This is a question concerning Exercise II.6 of Mac Lane and Moerdijk's, "Sheaves in Geometry and Logic [. . .]". According to Approach0, it is new to MSE.
The Details:
I'm not going to relay all of $\S II.5$ and its references to the $\Lambda$ in question. The definition of $\Lambda$ seems spread across the pages 84 to 87, ibid., bringing together concepts like germs, stalks, and bundles, all of which I have little to no experience of (beyond a brief reading of Goldblatt's, "Topoi [. . .]").

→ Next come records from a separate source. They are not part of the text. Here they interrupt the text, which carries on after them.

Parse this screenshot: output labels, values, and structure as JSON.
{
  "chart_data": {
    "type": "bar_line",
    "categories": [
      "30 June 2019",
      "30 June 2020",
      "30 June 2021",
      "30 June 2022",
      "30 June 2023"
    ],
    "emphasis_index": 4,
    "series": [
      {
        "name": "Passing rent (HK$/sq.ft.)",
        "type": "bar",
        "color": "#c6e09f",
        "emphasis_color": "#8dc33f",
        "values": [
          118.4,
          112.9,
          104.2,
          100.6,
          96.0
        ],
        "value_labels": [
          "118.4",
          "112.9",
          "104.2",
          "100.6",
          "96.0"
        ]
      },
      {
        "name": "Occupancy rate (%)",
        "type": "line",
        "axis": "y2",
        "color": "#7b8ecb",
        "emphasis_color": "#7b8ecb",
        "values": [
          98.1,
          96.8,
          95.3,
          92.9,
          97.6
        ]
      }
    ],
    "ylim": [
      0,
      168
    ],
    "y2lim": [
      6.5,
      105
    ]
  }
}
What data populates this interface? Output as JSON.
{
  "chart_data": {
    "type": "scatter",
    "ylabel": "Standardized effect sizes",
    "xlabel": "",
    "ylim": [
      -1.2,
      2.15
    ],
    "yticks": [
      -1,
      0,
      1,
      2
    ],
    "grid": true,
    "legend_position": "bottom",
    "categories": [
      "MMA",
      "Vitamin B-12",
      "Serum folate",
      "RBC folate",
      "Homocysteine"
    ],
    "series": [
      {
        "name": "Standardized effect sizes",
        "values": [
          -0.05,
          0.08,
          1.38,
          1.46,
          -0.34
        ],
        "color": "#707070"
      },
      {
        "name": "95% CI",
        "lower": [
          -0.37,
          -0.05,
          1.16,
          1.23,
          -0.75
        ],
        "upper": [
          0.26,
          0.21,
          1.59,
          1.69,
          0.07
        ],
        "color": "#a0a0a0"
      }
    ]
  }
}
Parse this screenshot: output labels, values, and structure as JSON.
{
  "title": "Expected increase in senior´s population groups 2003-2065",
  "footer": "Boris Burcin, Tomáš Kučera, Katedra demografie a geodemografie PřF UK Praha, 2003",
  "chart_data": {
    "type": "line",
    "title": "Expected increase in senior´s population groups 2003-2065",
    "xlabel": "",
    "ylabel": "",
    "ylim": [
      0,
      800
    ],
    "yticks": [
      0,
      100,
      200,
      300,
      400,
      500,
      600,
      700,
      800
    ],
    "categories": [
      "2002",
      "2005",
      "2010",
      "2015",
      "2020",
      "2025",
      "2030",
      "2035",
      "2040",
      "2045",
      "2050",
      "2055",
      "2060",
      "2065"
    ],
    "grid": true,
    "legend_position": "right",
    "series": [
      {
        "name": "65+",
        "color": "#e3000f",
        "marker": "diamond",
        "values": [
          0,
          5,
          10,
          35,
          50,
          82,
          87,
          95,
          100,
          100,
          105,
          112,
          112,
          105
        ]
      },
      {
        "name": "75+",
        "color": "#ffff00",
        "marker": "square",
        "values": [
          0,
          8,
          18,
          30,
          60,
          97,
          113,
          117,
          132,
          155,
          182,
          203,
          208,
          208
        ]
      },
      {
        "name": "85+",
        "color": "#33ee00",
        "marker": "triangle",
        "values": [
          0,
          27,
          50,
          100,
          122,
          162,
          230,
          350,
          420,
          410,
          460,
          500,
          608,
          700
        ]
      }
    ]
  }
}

Quoting page 87 of Mac Lane and Moerdijk,
The left adjoint functor $$\Gamma\Lambda:{\rm Sets}^{\mathcal{O}(X)^{{\rm op}}} \to{\rm Sh}(X)$$ is known as the associated sheaf functor, or the sheafification functor.
The Question:
Just what is the functor $\Lambda$ from $\S II.5$?
Further Context:
I need to understand $\Lambda$ in order to complete Exercise II.6.
I'm reading the book recreationally.
Check my recent questions here to get a rough idea of my abilities.
This is not a question I think I can answer myself.
The kind of answer I'm looking for is, roughly speaking, a detailed description of $\Lambda$ with an eye to the solution of Exercise II.6.
Please help 🙂
Best Answer
According to §5, $\Lambda$ is the functor taking a presheaf $P$ on $X$ and returning the corresponding étale space $\Lambda_P$, which is a topological space with a natural map $p:\Lambda_P\to X$, which is a local homeomorphism.
Explicitly, as a set $\Lambda_P$ is the disjoint union $\coprod_{x\in X}P_x$ of the germs $P_x$ at each point $x\in X$, and the map $p$ just sends all elements in $P_x$ to $x$. As a topological space, well you should read the corresponding section of §5, it is explained rather well I think, but basically it is the topology such that the continuous sections $s:U\to \Lambda_P$ of $p$ are exactly the sections of the sheafification of $P$.
Now you say you have "little experience" with germs, but I don't know how you are expecting to solve exercises from a book on sheaves without diving into those notions.